In a sit-down interview last week in Honolulu, Schatz explained that Hawaii will first need a massive construction plan, but to accomplish that the state must also change how it thinks about the new construction.
Simply put, a new state mindset is needed, says the 52-year-old Democrat, who has risen through Hawaii’s political ranks from political reformer, to state legislator and lieutenant governor to now the leader of Hawaii’s congressional delegation.
Schatz is helping to steer an estimated $1.6 billion in new federal funding for Maui’s continued recovery, saying the money goes for building permanent housing for survivors of the Lahaina fires.
“I come from a progressive tradition,” Schatz said during the interview. He explains that he sees himself as someone who came of age as an “environmental activist,” but who now is alerting “some of my fellow environmental travelers that there is something they have to understand.
“There’s nothing progressive about preventing people from being able to live in Hawaii.”
He looked back at what he said has been decades of “stopping bad things from happening. And I’ve been proud to be a part of that — whether it was Waimea Valley or Sandy Beach or Sunset Beach or the surf spot ‘Flies.’” But now restraint on development has evolved into “a labyrinth of laws and regulations … so we somehow are not able to draw a distinction between a project that is obviously beneficial to the community and those that are obviously harmful.”

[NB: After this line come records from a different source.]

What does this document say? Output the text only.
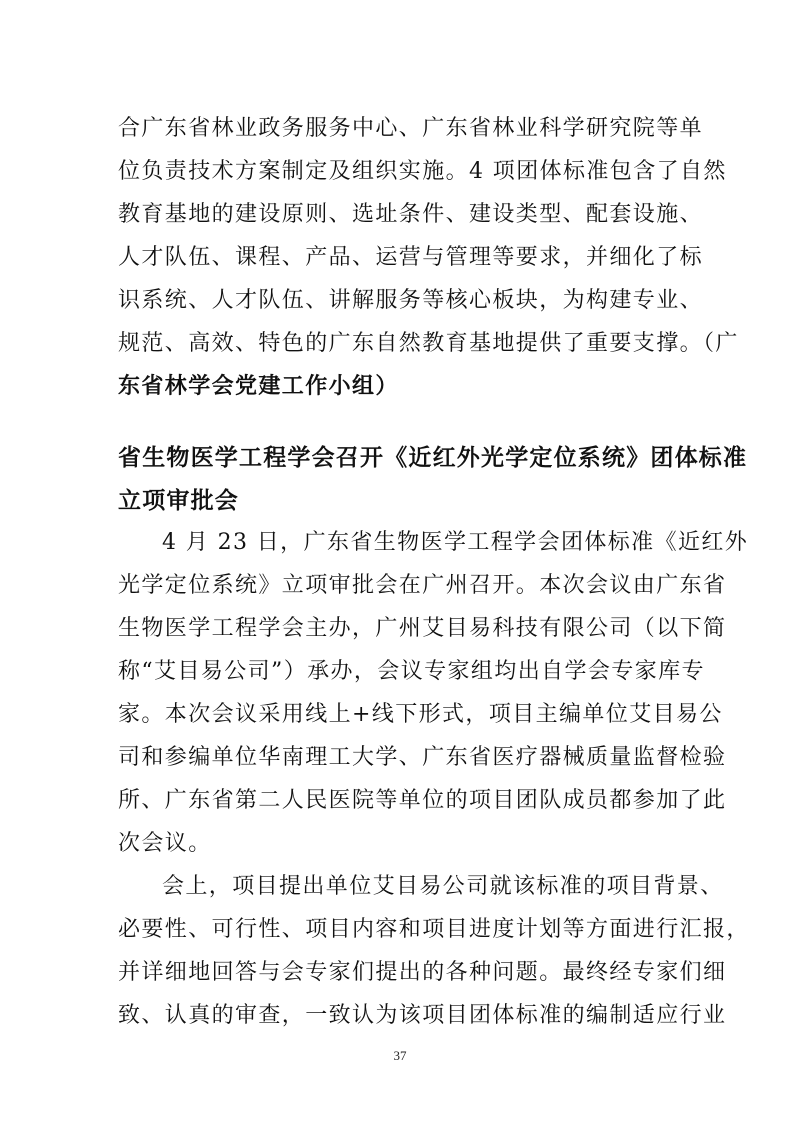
合广东省林业政务服务中心、广东省林业科学研究院等单
位负责技术方案制定及组织实施。4 项团体标准包含了自然
教育基地的建设原则、选址条件、建设类型、配套设施、
人才队伍、课程、产品、运营与管理等要求，并细化了标
识系统、人才队伍、讲解服务等核心板块，为构建专业、
规范、高效、特色的广东自然教育基地提供了重要支撑。（广
东省林学会党建工作小组）
省生物医学工程学会召开《近红外光学定位系统》团体标准
立项审批会
4 月 23 日，广东省生物医学工程学会团体标准《近红外
光学定位系统》立项审批会在广州召开。本次会议由广东省
生物医学工程学会主办，广州艾目易科技有限公司（以下简
称“艾目易公司”）承办，会议专家组均出自学会专家库专
家。本次会议采用线上+线下形式，项目主编单位艾目易公
司和参编单位华南理工大学、广东省医疗器械质量监督检验
所、广东省第二人民医院等单位的项目团队成员都参加了此
次会议。
会上，项目提出单位艾目易公司就该标准的项目背景、
必要性、可行性、项目内容和项目进度计划等方面进行汇报，
并详细地回答与会专家们提出的各种问题。最终经专家们细
致、认真的审查，一致认为该项目团体标准的编制适应行业
37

Schatz admitted his comments will “likely get me into trouble,” but he wanted to set a different bar for “folks who are not primarily concerned with national cultural resources but are concerned with protecting their views and their personal conveniences.”
Schatz fears that calls about “how to develop a two-bedroom unit where you can raise a family has become a debate about reversing centuries of injustice.
“We can’t let the perfect be the enemy of the good,” Schatz said.
When asked about local politics and fellow Democrat Gov. Josh Green, Schatz had only praise.
“I’m watching the work done by Josh Green, Josh is great. Josh is a friend. He’s decisive and I think that’s something that the public clearly wanted in the governor. He’s driving change.”
Although Green got his political start in the state Legislature, “He’s not a creature of the Legislature.”
“He’s managed those relationships skillfully and I think one of his great talents is he does understand people and he likes to solve people’s problems,” Schatz said
Looking at how Congress will change in the new term, Schatz acknowledges that with Republicans gaining a three-seat majority in the U.S. Senate and maintaining their control of the U.S. House of Representatives, in addition to gaining control of the White House, means that politics will change, but also stay the same.
“In some ways the Senate has always been a bipartisan enterprise,” Schatz said. “So I don’t think people should assume we are going to do terribly over the next four years.
“I don’t think the sky is falling. The president can’t reach into a state and remove funding,” Schatz said.
Still to be determined, however, will be how Hawaii fits into a Donald Trump worldview.